Guidavera
Dish

Samfaina

Catalan vegetable stew of onion, aubergine, courgette, pepper and tomato slow-cooked together. Used as a side or as a sauce for bacallà, rabbit and chicken.

catalancatalunya

Samfaina is the Catalan way of treating summer vegetables. Onion, aubergine, courgette, red and green pepper and tomato all get diced and stewed slowly in olive oil until they collapse into a thick, sweet, almost jammy mass. The cooking takes 40 minutes to an hour; the result keeps for days in the fridge and gets better on the second day. Eaten as a side, spread on toast, or used as a sauce: bacallà amb samfaina and conill amb samfaina (rabbit) are two of the canonical pairings. Belongs to the broader Mediterranean family of slow-cooked vegetable bases (ratatouille, pisto, ciambotta) but the Catalan version keeps the vegetables in larger dice.

How it's served

As a side under a fried egg, with grilled fish or chicken, or spooned alongside the protein. Also served as a tapa with toasted bread. Bacallà amb samfaina (salt cod with samfaina) is the canonical full-meal pairing.

Regional variation

The Mallorcan tumbet is a related dish but layered rather than mixed. The Provençal ratatouille uses similar vegetables but with herbs (thyme, bay) and no Catalan-style aubergine focus. The Castilian pisto is closer to samfaina but lighter on the aubergine.

Origin
Catalonia
Etymology
From the Catalan, of uncertain origin; possibly related to the Latin symphonia (a mix or combination).

Frequently asked

What is samfaina?

A Catalan slow-cooked vegetable stew: onion, aubergine, courgette, red and green pepper and tomato, all diced and cooked in olive oil for 40 minutes to an hour until jammy. Used as a side, a sauce, or a topping. Improves on the second day.

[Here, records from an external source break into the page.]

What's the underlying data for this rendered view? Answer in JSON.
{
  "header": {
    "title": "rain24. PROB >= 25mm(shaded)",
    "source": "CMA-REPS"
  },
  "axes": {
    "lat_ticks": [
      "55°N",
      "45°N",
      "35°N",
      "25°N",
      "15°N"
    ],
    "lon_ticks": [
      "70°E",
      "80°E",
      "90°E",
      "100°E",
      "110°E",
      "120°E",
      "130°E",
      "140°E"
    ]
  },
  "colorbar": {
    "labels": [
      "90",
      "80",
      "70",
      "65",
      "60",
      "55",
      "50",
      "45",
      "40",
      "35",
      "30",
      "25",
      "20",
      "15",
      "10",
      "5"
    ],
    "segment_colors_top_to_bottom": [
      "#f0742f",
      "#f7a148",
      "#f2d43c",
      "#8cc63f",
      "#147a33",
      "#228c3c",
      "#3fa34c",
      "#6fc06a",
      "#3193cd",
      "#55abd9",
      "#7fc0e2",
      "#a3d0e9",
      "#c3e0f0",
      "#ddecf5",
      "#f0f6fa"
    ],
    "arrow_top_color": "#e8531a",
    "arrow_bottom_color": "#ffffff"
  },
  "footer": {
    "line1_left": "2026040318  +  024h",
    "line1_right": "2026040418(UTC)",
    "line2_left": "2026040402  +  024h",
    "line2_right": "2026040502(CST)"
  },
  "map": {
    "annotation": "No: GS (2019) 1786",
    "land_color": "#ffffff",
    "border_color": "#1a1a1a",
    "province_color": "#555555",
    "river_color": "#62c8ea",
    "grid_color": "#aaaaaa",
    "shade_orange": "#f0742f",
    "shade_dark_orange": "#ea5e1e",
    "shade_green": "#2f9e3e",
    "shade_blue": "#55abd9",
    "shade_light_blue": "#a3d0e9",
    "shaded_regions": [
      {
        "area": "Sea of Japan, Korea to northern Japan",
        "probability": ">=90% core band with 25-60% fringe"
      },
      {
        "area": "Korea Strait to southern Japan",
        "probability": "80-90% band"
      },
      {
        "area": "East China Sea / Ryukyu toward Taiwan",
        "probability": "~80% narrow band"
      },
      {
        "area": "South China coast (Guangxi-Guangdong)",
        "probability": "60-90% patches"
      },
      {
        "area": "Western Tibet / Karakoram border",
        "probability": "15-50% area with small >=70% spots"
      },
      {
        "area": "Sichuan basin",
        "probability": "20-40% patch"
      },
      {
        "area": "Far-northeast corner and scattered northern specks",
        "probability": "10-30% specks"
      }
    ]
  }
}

What's the difference between samfaina and ratatouille?

Same Mediterranean idea, different region. Samfaina is Catalan and built around the same five core vegetables, cooked together until they collapse. Ratatouille is Provençal, often cooked with each vegetable separately first then combined, and uses thyme and bay leaf. Samfaina is sweeter and jammier; ratatouille is brighter.

What dishes use samfaina as a sauce?

Bacallà amb samfaina (salt cod), conill amb samfaina (rabbit), pollastre amb samfaina (chicken). The vegetable stew acts as the braising base; the protein cooks on top of or inside it. The combination is one of the foundational Catalan home-cooking pairings.